A Biblioteca municipal “Marcelino Mesquita” no Cartaxo, tem uma Sala de Leitura inaugurada em 1956 cujo patrono é o professor doutor João Augusto Ferreira da Costa Júnior, que tem um acervo constituído por quase todas as obras editadas pela livraria “Sá da Costa”, cujos proprietários durante muitos anos, actualizaram com ofertas.

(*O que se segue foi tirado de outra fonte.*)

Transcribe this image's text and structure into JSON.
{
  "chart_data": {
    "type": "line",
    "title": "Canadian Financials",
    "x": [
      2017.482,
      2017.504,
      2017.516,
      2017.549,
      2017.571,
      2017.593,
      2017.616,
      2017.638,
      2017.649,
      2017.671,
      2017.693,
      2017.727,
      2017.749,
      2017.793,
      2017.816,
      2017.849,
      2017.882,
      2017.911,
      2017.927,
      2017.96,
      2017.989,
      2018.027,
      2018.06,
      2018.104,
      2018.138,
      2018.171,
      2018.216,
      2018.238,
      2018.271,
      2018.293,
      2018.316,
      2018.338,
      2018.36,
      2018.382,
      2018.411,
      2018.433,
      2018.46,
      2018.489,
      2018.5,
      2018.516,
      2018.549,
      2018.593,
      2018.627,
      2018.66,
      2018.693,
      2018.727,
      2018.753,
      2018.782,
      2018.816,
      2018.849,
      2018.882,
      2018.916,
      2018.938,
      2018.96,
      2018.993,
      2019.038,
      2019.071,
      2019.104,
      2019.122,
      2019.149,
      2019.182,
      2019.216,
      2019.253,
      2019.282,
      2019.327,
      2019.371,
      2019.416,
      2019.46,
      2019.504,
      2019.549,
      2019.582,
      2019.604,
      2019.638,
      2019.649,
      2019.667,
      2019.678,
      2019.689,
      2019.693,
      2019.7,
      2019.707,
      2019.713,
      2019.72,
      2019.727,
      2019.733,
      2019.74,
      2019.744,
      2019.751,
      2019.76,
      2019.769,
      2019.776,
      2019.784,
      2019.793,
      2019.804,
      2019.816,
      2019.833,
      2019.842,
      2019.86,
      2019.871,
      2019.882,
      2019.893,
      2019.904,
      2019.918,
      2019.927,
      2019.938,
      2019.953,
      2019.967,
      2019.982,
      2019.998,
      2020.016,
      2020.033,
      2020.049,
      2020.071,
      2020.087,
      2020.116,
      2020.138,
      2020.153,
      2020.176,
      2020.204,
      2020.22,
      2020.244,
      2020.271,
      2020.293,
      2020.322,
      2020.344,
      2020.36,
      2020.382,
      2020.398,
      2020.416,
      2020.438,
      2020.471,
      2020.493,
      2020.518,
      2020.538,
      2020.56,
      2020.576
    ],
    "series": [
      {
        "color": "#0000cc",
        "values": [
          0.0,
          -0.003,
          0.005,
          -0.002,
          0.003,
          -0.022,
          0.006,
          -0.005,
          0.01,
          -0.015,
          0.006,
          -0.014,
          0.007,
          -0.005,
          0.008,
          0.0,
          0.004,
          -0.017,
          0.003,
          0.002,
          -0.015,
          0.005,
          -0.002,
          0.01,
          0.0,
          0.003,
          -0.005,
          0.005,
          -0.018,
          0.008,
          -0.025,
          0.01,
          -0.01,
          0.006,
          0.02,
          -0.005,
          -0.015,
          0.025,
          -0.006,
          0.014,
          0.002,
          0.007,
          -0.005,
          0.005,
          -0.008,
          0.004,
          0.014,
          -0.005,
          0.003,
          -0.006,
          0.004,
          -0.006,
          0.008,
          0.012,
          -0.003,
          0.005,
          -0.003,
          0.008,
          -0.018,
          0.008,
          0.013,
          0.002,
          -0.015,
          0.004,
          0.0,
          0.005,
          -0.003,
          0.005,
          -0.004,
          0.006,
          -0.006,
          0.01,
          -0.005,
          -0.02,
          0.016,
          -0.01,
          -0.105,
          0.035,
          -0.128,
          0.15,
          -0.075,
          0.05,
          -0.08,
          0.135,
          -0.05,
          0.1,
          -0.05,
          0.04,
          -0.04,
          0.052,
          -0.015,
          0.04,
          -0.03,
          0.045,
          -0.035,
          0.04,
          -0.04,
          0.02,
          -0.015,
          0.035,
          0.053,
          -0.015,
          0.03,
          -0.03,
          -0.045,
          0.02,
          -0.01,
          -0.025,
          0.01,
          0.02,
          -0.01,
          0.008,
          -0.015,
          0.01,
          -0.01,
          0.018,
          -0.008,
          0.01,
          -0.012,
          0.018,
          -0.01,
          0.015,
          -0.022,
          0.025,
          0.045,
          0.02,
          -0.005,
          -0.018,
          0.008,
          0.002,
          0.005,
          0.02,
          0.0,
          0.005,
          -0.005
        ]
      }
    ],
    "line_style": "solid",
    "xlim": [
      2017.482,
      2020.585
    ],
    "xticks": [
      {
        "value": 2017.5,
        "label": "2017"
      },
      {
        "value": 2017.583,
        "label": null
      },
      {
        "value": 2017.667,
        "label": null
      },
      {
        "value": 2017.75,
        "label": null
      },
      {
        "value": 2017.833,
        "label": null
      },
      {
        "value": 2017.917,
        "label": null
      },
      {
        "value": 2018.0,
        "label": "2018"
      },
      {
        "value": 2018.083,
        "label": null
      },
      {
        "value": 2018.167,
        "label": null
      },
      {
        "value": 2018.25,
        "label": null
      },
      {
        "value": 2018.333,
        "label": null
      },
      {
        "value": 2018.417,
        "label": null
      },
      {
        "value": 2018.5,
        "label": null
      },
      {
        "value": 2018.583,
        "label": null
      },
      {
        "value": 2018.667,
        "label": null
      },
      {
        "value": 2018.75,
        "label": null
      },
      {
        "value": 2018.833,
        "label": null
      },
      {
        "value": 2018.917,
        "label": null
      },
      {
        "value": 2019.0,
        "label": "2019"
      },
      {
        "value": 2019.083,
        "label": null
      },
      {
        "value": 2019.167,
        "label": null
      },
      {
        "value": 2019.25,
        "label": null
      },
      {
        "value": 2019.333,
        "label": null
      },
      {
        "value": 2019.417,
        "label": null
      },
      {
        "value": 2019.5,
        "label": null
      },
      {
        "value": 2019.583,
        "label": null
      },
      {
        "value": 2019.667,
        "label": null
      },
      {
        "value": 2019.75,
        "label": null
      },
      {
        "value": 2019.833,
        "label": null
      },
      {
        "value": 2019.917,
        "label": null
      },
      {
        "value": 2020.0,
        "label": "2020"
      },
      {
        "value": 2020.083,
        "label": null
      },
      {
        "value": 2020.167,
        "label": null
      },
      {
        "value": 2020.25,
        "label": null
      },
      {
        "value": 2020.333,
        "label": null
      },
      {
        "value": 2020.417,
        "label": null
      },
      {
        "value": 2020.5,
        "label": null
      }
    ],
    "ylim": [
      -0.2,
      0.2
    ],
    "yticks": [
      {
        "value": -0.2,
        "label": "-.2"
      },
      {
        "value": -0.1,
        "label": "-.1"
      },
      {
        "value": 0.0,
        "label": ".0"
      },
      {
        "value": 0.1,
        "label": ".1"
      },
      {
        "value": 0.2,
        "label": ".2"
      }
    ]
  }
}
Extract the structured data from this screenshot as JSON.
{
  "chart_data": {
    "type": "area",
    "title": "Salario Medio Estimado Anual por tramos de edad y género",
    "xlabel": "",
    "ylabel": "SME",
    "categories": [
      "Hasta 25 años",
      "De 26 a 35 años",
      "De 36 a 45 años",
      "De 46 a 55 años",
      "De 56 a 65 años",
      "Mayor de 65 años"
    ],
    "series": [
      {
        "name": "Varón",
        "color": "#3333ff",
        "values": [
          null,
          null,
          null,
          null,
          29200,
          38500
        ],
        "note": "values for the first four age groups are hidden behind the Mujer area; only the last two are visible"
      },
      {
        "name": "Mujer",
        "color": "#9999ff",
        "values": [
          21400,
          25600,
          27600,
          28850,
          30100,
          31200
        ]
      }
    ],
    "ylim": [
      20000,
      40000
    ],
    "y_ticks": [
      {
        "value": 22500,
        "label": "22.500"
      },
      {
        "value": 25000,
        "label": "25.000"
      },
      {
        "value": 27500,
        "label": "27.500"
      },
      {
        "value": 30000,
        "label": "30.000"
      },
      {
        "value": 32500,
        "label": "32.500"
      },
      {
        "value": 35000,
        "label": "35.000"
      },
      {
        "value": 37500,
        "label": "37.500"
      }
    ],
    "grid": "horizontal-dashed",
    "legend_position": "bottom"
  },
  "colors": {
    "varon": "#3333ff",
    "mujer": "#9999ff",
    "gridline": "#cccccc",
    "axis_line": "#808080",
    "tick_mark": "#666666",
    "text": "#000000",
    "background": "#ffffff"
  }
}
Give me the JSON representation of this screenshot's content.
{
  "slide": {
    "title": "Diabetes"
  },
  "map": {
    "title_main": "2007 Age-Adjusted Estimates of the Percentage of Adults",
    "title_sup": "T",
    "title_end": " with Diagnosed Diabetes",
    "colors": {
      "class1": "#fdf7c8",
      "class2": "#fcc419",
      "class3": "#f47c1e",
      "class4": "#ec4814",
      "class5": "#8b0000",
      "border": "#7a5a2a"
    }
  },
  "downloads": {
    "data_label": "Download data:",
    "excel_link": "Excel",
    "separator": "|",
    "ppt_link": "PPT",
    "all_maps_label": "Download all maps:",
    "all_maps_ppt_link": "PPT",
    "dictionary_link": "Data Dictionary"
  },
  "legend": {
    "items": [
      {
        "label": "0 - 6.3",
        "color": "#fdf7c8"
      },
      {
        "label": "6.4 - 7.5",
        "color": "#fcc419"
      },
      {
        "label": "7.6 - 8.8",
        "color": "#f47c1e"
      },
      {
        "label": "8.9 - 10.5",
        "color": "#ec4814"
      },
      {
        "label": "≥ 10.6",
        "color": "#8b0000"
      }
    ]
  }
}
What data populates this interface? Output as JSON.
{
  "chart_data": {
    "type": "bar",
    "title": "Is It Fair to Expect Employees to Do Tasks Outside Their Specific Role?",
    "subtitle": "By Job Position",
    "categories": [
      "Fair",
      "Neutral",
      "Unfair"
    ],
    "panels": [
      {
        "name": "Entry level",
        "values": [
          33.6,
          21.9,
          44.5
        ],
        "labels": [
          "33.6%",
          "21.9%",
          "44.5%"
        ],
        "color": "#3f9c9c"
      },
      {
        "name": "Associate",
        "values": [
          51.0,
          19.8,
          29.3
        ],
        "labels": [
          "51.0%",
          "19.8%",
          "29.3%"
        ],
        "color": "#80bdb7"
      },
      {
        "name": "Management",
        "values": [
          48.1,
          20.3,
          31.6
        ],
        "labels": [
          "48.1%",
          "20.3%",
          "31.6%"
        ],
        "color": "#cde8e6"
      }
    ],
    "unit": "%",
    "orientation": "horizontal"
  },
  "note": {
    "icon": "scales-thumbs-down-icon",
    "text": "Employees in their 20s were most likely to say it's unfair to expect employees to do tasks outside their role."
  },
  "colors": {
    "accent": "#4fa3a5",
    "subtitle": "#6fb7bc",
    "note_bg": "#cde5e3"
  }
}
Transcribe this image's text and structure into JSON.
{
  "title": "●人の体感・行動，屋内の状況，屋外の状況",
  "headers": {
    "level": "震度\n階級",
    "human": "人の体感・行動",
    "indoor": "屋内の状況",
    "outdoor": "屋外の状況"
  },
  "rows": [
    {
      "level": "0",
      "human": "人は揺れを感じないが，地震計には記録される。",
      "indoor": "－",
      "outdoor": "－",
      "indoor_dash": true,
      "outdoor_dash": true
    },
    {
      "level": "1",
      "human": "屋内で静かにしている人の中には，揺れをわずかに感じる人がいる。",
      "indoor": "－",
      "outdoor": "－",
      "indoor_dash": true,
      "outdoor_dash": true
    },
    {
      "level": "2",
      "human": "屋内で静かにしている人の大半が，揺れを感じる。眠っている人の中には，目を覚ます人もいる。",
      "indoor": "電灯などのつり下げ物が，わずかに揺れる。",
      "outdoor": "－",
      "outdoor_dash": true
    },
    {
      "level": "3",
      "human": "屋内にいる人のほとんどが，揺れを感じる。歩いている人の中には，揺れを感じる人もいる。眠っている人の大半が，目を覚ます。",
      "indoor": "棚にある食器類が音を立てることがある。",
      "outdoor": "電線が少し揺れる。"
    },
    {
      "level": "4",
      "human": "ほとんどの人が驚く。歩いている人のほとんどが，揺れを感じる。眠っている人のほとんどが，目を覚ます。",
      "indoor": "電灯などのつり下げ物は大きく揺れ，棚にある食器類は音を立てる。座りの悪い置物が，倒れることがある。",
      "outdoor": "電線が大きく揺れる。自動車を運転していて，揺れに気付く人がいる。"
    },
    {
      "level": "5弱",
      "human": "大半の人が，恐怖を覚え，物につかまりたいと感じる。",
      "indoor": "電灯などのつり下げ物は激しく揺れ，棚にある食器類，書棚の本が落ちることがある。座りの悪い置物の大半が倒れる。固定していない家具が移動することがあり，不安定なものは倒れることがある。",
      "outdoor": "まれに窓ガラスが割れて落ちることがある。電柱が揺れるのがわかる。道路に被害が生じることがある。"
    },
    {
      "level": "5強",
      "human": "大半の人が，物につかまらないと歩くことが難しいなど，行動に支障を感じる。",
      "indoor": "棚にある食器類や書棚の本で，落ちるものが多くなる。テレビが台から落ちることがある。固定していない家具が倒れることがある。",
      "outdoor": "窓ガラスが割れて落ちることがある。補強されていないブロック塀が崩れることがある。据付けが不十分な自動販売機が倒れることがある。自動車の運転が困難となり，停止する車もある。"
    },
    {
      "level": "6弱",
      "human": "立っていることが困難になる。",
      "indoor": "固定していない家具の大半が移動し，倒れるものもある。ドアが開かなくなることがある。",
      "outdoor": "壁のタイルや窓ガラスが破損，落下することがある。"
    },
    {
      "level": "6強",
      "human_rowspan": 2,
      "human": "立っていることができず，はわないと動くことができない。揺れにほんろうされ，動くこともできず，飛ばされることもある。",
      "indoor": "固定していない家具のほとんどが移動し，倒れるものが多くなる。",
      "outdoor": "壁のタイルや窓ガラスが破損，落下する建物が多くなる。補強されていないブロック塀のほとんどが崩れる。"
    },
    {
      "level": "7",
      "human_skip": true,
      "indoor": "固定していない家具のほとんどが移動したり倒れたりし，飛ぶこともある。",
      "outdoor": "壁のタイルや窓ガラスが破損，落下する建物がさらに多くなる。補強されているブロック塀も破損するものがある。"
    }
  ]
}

O João, nascido em 1889 veio a ser professor catedrático e administrador do Banco Sotto Mayor. Casou com Silvina de Macedo e Oliveira, irmã de Belmira e tiveram três filhos (como nota curiosa a cantora Simone de Oliveira descende da mesma árvore genealógica de S.Tomé). O filho mais novo, Fernando de Macedo, licenciou-se em Histórico-Filosóficas, casou com a escritora Luísa Dacosta, foi aluno do filósofo António Sérgio e o primeiro objector de consciência, recusando-se a cumprir o serviço militar obrigatório. Cumpriu dois anos de prisão e, após 1974, é um dos fundadores do movimento cooperativo, professor universitário no Porto e escritor de teatro com sabor a S.Tomé. Foi condecorado com a Ordem do Infante D. Henrique.